The relationship between a variant’s ability to attach to ACE2 and its transmissibility isn’t fully clear according says Jesse Bloom, an evolutionary virologist at the Fred Hutchinson Cancer Centre in Seattle, Washington. However, with XBB.1.5, F486P seems to have given it boost enabling the virus to spread. It is also being labelled as the most transmittable variant so far.
Tulio de Oliveira, a bio-informatician at Stellenbosch University in South Africa, thinks researchers should look at hospital cases and other measures of disease severity to best measure XBB.1.5’s impact. Factors such as a cold snap in the North-eastern United States and holiday gatherings could partly explain the variant’s apparent surge, he says.
BLURB
“I think that many scientists are jumping to conclusions and predictions very early and with very little data.” – Tulio de Oliveira
Big-city Variant
Jennifer Surtees, a biochemist at the University at Buffalo in New York, wonders whether researchers are overestimating XBB.1.5’s growth in the North-eastern United States. The variant has become more common in the western New York sequences her team handles, but she hasn’t yet noticed the meteoric rise in XBB.1.5 genomes that labs in New York City are recording.

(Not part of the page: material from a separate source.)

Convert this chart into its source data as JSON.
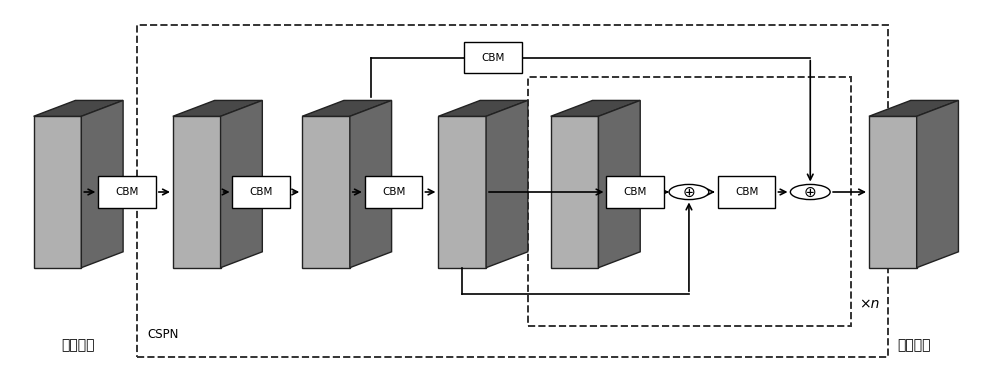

Gauging XBB.1.5’s impact might not be straightforward, owing to the drop-off in testing for COVID-19, Surtees adds. “I think that we are truly flying blind right now. We have no idea how many cases are really out there.”
Evasion expert
One thing that researchers can agree on is that XBB.1.5, like its predecessor XBB, is a master of immune evasion. It carries numerous spike mutations that blunt the potency of antibodies raised by vaccination and infection — including earlier Omicron strains. Bivalent vaccines boost levels of antibodies capable of blocking XBB infection (and probably XBB.1.5) in lab tests, but not by much.
Throughout 2022, researchers watched Omicron lineages pick up a succession of antibody-evading mutations in the viral spike protein that allowed new lineages to overcome immunity gained from vaccines and previous waves. XBB.1.5 is vastly more transmissible than other circulating variants thanks to the addition of the F486P mutation, so there is currently little evolutionary pressure on the lineage to change further.
But as global immunity to the sub variant builds, XBB.1.5 won’t stand still, it is predicted that we are going to see a lot of new mutations that we have never seen before.